In the past, children didn’t begin learning foreign languages until their fifth year of school. Today, some children start learning other languages as early as pre-school – because the earlier their talents are encouraged, the better. Bayer too has embraced this basic principle, and promotes science in schools. Some of our numerous projects around the world have since won awards and taken on model character.
At Bayer, the sponsorship of school education in Germany is based on three pillars. The Bayer Foundation's school support program specifically assists schools near the company’s German sites in their efforts to make instruction in science and technology more attractive through innovative projects.
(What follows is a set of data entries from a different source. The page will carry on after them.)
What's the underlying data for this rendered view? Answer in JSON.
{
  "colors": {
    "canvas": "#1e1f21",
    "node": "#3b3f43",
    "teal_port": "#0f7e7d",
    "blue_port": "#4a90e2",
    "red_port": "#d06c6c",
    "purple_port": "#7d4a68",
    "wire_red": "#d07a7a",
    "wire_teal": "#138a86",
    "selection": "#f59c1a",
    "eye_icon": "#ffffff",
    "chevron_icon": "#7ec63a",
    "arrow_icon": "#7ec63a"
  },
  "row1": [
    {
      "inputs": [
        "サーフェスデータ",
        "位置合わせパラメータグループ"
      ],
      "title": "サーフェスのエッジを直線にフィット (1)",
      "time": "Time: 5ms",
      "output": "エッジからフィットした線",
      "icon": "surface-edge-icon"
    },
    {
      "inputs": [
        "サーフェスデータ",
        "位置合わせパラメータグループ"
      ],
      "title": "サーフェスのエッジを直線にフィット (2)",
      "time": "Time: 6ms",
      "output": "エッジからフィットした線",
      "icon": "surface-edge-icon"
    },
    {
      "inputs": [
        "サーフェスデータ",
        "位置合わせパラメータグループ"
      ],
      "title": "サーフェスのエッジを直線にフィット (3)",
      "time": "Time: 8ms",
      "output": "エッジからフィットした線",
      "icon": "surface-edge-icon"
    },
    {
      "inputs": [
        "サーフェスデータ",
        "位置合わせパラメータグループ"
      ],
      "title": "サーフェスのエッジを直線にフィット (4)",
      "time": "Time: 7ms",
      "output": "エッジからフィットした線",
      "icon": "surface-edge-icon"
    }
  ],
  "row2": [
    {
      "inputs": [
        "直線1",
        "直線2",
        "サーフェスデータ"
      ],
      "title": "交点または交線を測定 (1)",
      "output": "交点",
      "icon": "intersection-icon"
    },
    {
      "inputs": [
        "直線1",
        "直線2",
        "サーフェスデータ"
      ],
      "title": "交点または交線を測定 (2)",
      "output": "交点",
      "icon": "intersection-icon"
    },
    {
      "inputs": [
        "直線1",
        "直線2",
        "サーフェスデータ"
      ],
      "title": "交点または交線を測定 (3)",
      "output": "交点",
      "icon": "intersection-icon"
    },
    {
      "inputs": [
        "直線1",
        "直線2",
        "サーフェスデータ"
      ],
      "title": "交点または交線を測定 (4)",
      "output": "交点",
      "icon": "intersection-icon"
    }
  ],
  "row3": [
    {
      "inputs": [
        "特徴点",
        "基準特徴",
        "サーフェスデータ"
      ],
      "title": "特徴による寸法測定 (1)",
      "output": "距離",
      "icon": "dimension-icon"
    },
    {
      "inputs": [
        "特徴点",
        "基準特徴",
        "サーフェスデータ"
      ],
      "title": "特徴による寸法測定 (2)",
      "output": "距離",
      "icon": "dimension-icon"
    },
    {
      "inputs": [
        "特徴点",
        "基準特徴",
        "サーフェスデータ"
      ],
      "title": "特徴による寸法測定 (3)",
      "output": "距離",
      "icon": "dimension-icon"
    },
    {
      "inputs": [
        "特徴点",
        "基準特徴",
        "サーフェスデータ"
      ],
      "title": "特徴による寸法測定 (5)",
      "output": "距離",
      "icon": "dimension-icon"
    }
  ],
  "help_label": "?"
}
The BayLabs student laboratories enable school students to independently conduct exciting experiments in the areas of health, plants, materials and the environment under professional supervision and thus gain hands-on experience of practical science. As well as organizing its own technology competition for schools, Bayer has also been a partner for many years to the student research competitions "Jugend forscht," the International Biology Olympiad and the International Chemistry Olympiad in North-Rhine Westphalia.
An international initiative for the sponsorship of school education is the “Making Science Make Sense” program, which was introduced in the United States in 1995. 1,200 Bayer employees now visit schools regularly on a volunteer basis to demonstrate to the children just how exciting natural sciences can be. Because of its tremendous success in the United States, similar projects have been introduced in Czech Republic, Denmark, France, Hungary, India, Ireland, Japan, Poland, Slovakia, Sweden, Switzerland, Taiwan, Turkey and the United Kingdom.